La BCE réussira-t-elle à convaincre l’Allemagne du bien fondé de ce quantitative easing ?
La BCE a déjà pris des décisions sans le consentement de l’Allemagne.

Pourrions-nous avoir une étape intermédiaire ?

Oui, avec l’arrêt de la stérilisation des titres de dette des Etats membres achetés dans le cadre du programme SMP ou la mise en place d’une nouvelle opération de refinancement des banques européennes, par exemple sur une maturité de deux ans.
L’arrêt de la stérilisation permettra de remettre de la liquidité dans le marché, conduire à une détente des taux courts, et constituer un signe de bonne volonté de la BCE. La stérilisation pourrait n’avoir qu’un très faible effet sur les taux et sur la relance du crédit interbancaire car les banques qui ont trop de liquidités ne voudront guère prendre plus de risques aujourd’hui en prêtant à des banques plus vulnérables.

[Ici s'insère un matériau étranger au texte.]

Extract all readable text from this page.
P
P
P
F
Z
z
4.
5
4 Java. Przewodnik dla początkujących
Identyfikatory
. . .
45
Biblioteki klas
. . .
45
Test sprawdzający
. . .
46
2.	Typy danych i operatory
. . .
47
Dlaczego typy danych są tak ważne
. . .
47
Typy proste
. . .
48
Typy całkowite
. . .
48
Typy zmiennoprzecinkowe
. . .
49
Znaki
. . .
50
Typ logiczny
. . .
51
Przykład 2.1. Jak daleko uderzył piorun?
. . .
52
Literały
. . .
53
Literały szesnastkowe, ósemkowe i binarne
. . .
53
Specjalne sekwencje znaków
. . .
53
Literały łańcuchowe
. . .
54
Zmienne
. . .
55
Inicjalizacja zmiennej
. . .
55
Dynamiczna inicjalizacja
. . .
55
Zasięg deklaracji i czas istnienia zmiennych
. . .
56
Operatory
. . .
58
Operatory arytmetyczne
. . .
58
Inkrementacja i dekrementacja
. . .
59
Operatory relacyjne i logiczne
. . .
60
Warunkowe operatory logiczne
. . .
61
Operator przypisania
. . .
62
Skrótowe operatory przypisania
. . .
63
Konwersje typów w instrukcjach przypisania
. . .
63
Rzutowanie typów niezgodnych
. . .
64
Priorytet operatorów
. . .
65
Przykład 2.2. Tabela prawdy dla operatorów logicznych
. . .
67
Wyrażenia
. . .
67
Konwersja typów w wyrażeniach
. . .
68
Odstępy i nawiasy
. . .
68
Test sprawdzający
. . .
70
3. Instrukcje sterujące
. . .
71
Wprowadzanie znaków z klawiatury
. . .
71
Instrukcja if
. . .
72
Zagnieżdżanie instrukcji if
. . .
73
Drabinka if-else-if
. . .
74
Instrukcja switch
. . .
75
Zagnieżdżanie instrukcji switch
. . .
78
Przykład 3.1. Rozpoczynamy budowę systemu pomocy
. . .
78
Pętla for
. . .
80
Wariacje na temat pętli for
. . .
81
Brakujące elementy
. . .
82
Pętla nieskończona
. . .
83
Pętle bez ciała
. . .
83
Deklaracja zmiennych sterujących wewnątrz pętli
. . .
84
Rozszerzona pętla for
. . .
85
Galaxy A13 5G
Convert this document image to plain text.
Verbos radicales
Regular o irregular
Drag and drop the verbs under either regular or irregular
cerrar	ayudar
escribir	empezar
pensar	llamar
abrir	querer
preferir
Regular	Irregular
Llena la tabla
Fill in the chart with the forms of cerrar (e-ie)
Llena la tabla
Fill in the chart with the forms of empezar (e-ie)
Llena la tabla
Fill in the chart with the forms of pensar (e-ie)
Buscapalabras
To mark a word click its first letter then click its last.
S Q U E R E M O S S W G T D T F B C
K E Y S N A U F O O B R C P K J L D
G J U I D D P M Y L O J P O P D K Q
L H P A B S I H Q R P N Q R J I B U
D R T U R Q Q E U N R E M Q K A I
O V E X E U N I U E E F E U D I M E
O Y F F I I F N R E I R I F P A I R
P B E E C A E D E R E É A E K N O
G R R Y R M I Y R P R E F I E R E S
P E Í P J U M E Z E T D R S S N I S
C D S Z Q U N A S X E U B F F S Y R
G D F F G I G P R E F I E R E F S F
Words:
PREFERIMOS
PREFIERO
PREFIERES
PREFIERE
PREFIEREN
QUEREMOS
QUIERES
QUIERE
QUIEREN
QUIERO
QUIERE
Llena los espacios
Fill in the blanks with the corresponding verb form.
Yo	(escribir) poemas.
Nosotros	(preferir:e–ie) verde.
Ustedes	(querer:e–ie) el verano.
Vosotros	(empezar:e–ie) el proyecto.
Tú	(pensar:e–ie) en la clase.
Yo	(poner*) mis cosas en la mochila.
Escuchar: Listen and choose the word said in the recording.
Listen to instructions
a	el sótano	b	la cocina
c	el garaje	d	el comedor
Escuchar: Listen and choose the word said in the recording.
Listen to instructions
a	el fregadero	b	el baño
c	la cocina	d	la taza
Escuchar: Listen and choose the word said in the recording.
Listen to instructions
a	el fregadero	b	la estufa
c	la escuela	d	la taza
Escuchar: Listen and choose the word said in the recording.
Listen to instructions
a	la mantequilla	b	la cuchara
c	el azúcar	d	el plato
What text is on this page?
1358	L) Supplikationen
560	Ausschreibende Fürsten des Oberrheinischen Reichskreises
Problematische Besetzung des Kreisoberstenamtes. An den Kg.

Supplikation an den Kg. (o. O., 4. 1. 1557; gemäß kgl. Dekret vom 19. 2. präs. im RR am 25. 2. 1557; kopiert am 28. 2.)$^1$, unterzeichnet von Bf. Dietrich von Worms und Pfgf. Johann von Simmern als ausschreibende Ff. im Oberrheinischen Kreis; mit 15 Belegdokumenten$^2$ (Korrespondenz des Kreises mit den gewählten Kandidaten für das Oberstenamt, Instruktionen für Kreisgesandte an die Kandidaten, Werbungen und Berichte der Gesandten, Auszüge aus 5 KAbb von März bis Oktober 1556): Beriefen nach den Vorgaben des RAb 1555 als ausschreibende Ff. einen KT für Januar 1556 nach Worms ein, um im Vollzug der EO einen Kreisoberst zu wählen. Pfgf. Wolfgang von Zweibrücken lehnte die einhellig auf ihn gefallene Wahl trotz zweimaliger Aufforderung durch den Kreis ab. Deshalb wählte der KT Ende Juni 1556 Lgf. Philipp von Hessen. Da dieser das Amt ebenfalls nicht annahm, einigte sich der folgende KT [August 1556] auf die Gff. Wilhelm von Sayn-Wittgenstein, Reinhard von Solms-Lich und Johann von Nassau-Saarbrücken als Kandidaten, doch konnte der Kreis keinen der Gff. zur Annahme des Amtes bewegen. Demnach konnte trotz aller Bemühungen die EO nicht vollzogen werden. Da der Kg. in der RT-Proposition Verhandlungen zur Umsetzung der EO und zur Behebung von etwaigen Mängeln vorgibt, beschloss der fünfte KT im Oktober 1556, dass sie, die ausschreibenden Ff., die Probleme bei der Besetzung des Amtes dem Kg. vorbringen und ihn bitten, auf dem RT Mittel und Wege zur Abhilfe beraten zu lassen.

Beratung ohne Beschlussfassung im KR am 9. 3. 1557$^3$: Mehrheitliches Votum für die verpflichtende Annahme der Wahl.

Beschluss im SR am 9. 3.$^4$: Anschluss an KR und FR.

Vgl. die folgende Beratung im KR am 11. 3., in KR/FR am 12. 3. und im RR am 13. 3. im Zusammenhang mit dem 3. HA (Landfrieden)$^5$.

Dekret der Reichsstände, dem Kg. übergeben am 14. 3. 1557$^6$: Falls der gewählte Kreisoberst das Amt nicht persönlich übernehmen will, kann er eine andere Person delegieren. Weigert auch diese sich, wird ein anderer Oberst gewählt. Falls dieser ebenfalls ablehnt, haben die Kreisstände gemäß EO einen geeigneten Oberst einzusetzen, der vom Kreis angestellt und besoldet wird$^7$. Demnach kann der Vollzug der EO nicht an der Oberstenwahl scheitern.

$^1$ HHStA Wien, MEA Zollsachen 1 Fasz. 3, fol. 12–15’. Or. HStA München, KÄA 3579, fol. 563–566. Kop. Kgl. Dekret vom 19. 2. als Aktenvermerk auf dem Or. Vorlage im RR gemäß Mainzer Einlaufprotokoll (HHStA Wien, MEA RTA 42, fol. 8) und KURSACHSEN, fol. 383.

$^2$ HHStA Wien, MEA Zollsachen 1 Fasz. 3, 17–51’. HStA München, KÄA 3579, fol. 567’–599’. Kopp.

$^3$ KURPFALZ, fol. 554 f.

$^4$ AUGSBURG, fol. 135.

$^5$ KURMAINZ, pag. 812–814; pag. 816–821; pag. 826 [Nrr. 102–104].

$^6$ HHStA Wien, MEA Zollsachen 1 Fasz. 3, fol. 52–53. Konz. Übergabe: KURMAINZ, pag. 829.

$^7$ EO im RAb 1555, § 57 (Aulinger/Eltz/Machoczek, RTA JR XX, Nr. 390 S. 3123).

N’êtes-vous pas d’avis que l’audit des actifs dans les bilans des banques et les stress tests renforceront la transparence et la visibilité du secteur bancaire et accentuera la confiance des banques entre elles, les incitant à davantage se prêter l’une à l’autre ?

C’est possible mais pas garanti. L’horizon serait quelque peu lointain, fin 2014, début 2015.

In fine, vous préjugez que le risque de déflation, même s’il est significatif, ne devrait pas se concrétiser pour l’ensemble de la zone euro ?

Effectivement. Pour autant, il est probable que le risque n’ait pas atteint un niveau paroxysmique. Le risque pourrait s’intensifier cet automne si la dynamique de l’économie n’est pas bonne et que la force de l’euro impacte sérieusement les exportations. Des déceptions pourraient découler de la publication des nouvelles statistiques économique à ce moment là. Les craintes d’une déflation pourraient se raviver.